In this case, no marriage was at stake, no child’s future was at stake and Brainard and his girlfriend simply decided to dissolve their relationship.
I suggest we let them do that and get back to the business of our city.
No woman ever deserves to be slapped by a man
No woman ever “deserves” to be slapped by a man, especially to the point of creating a bruised, black eye.
The use of physical violence to resolve conflict is a form of bullying and is not an acceptable manner of discipline in the United States in 2013.
No child “deserves” to be slapped, or any other person for that matter. In failing to perceive this basic fact, Rick Brainard has lost my public trust, and I respectfully ask that he decline City Council elected office.
BILL HILT, MD
Mob rule, anarchy should not supplant the rule of law
What is mob rule? Could that be the court of public opinion? Maybe we should overthrow the Constitution and turn everything over to mob gatherings of personal opinions.
I don’t know who wrote the resolution quoted in The Daily Sentinel April 18, on page 7A under the heading, “Oath: Many in the audience applauded vote.”

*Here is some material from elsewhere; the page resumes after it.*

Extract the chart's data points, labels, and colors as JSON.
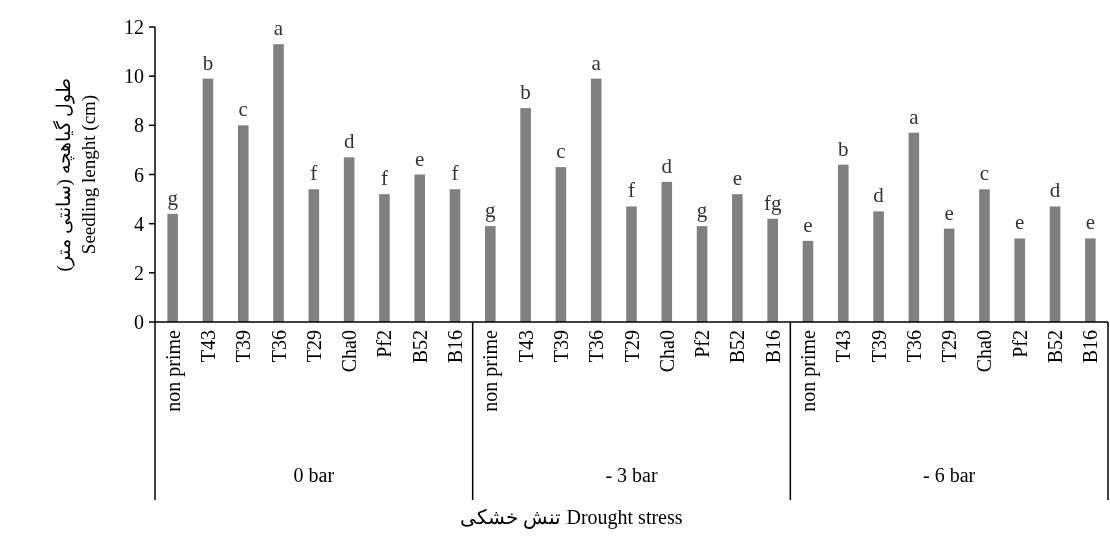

Whoever wrote this, and those who believe it, remind me of the old Salem witch trials. I am including a copy of that resolution as part of my letter to be sure that everyone has a chance to read it again and think about the implications implied therein:
“While we know that all persons have legal and Constitutional protections including the presumption of innocence and the right to trial by one’s peers, we also know that some things in life do not need to be decided in the court of law; sometimes the court of public opinion should decide,” the resolution states.
I, myself, choose the rule of law as provided in our Constitution.
Does fertilizer plant owner raise a family in West, Texas?
Under the premise of “What were they thinking?” comes the “We don’t need no regulations” argument regarding the explosion in West, Texas.
Without knowing whether the fertilizer plant was there before the town of West or vice versa, who in his or her right mind would put nursing homes, schools, apartment buildings and houses next door or across the street from a highly explosive industrial complex?
Yes, don’t we know business is always respectful of human life, so there is never a need to regulate any of the dangers connected to any industry?
Texas is famous for resenting government rules and regulations of any kind — local or federal.
Of course, one would think the citizens themselves would avoid living near such an industry or at least have something to say about it. But we seem to live in a world in which people don’t have to think or reason simply because someone will save us or, if not, we can sue them.
It would be interesting to know where this particular business owner lives in proximity to the fertilizer plant — Waco, Dallas or New York? It’s probably too late in the scale of reason or logic to suggest industry owners build their mansions and raise their children next door to the danger.